I put off converting my Python code to Python3 for the usual reasons, including lack of 3rd-party library support and perceived issues with Unicode. But not all my work are applications; a significant portion are crypto libraries. I should at least convert them to Python3 so I do not become part of the problem.

When hashing data for digital signatures the data must always have a consistent representation, be of consistent length, and have zero endian issues. Change anything, even a single bit, and the hashes will not agree. While hashing Unicode is technically possible, the community is not sufficiently well versed on how to [consistently] do this correctly. (If in doubt, serious expertise should be consulted.) Likewise, software tools are not standardized, can produce varying results, and interoperability is a major requirement.

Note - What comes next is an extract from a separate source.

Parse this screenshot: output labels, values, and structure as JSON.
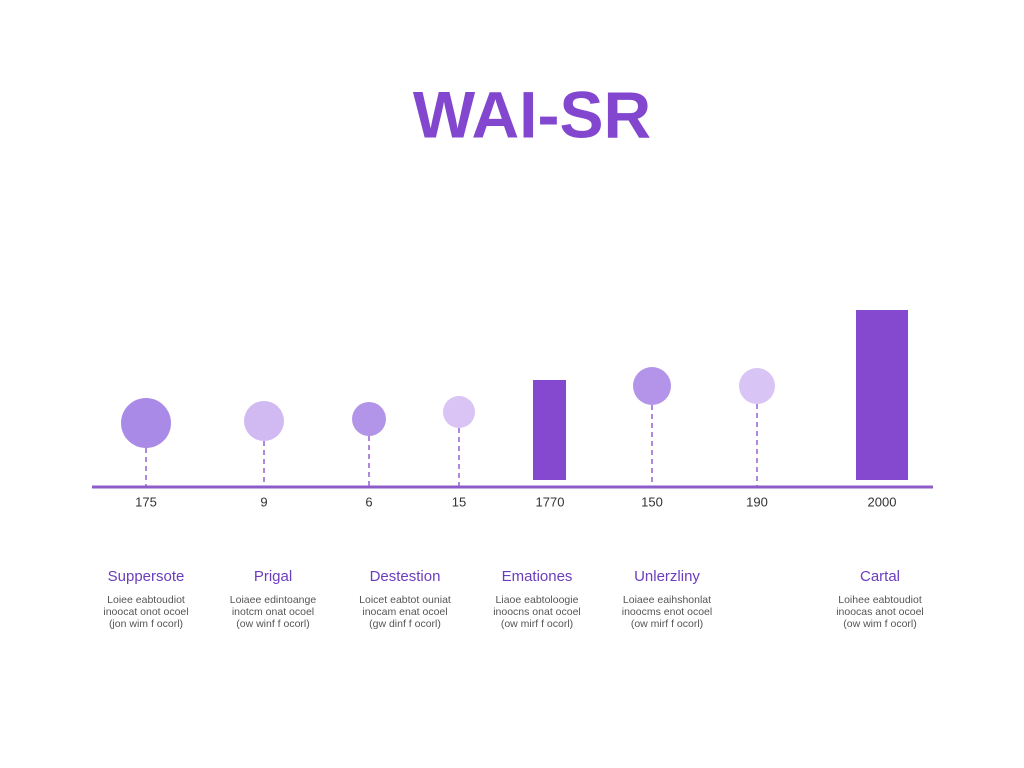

In acknowledgement of this state of affairs, today's conventional wisdom says we should be hashing text in the lowest common denominator, ASCII text or perhaps Latin-1 single-byte encodings. KISS. Since hashes are seldom used in isolation (cryptographically), all my other crypto routines need to have consistent data passing protocols, the simpler the better. Unicode does not [easily] meet this requirement.

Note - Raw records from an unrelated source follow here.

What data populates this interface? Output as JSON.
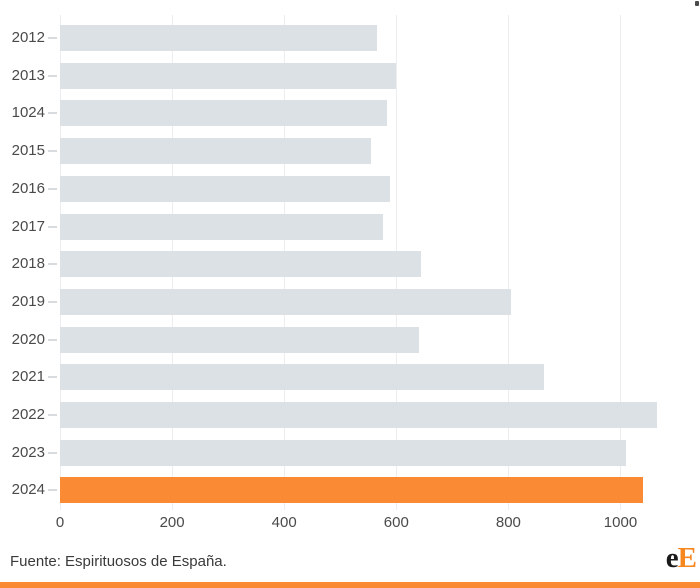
{
  "chart_data": {
    "type": "bar",
    "orientation": "horizontal",
    "title": "",
    "xlabel": "",
    "ylabel": "",
    "categories": [
      "2012",
      "2013",
      "1024",
      "2015",
      "2016",
      "2017",
      "2018",
      "2019",
      "2020",
      "2021",
      "2022",
      "2023",
      "2024"
    ],
    "values": [
      565,
      600,
      583,
      555,
      588,
      576,
      644,
      805,
      641,
      864,
      1066,
      1010,
      1041
    ],
    "highlight_index": 12,
    "x_ticks": [
      0,
      200,
      400,
      600,
      800,
      1000
    ],
    "xlim": [
      0,
      1124
    ],
    "grid": true,
    "legend": "none",
    "bar_color": "#dce1e5",
    "highlight_color": "#fb8a34"
  },
  "footer": {
    "source": "Fuente: Espirituosos de España.",
    "logo": {
      "part1": "e",
      "part2": "E",
      "part1_color": "#1a1a1a",
      "part2_color": "#f7871f"
    }
  },
  "colors": {
    "accent_orange": "#fb8a34",
    "bar_gray": "#dce1e5",
    "gridline": "#ebedef",
    "axis_text": "#4a4a4a"
  }
}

After a couple of half-hearted false starts I decided it best to start over, beginning with some serious homework. I chose for my first "for-real" conversion a relatively simple Blowfish crypto library, blowfish.py, and its test procedures. Here are a few lessons learned from that exercise.

Unicode may be a boring topic but do read these first.
    http://diveintopython3.org/strings.html
    http://www.tbray.org/ongoing/When/200x/2003/04/26/UTF
    http://diveintopython3.org/porting...with-2to3.html
And as usual, there's more via Google.

Converting blowfish.py took a while. Some of that was the learning curve, but in truth, getting it to work didn't take that much time. Defining simple, clean, efficient idioms, patterns, and guidelines did. Time spent here should make subsequent conversions much easier.

Perhaps not new to the community, but here is a short summary in terms that work for me.

• If textual data (perhaps reproduced from printed materials) appears in source code, is likely to be displayed or printed, or is otherwise associated with human consumption, be sure it is str (Unicode).
  
  
• If data is associated with processing, is to be passed as an argument or as a return value, or is to be communicated to other programs or stored in files for later processing, be sure they are bytes (bytestring).
  
  
• If test values are defined in hex, leave them as str for ease of importing into the code and for general readability, but convert them to bytes with .encode('latin-1') and unhexlify() before processing.
  
  
• If bytes need to be converted to str, use .decode().
  
  
• If bytes need to be converted to hex, hexlify() and convert to str with .decode().
  
  
• If doing crypto and 8-bit byte bytestrings are important, consider the 'latin-1' encoding (AKA iso-8559-1). The high-order Latin characters may not always print the same across all operating systems, but latin-1 will always provide an 8-bit byte representation for all values 0..255. (Both 'ascii' and 'utf-8' are a single byte for 0..127 but the values 128..255 get converted into a two-byte representation. Not good. Ignore 'utf-16' and 'utf-32'.)
  
  
• Be on the lookout for Unicode as the result of some default action somewhere. Databases are one common source. I worked with one DB that, unbeknownst to me, accepted byte strings (seen as ASCII characters), converted and stored them as Unicode, and returned UTF-16 when selected. The before and after hash values were very different. Consider using raw hex dumps/views when things don't make sense as ASCII text and Unicode will often print the same. The DB I was using had parameters I could set, but use extreme care if your DB is already populated with data.

Additional code changes will be necessary, some supported by 2to3 and some are very manual. Thus far the most awkward one was zip(). More on this later. After you get things working under Python3, go back and try to get backward compatibility with Python 2.6 and 2.7 by adding
    from __future__ import print_function
Mod and morph as appropriate. There will be a few exceptions but do try to get the same code to work under Python2 and Python3. (Don't forget to re-test again when finished.)
 
Later, I ran blowfish.py with the time command. I was somewhat surprised with the results. (Subsequent re-runs provided very similar times.)   

python 2.5	4.276s	(Python2 code, 32-bit w/o psyco)
python 2.5	1.800s	(Python2 code, 32-bit w/psyco)
python 2.6	2.655s	(64-bit)
python 2.7	2.705s	(64-bit)
pypy (2.7)	2.192s	(64-bit)
python 3.2	1.783s	(64-bit)

I expect the results to be skewed even further when I encrypt larger data.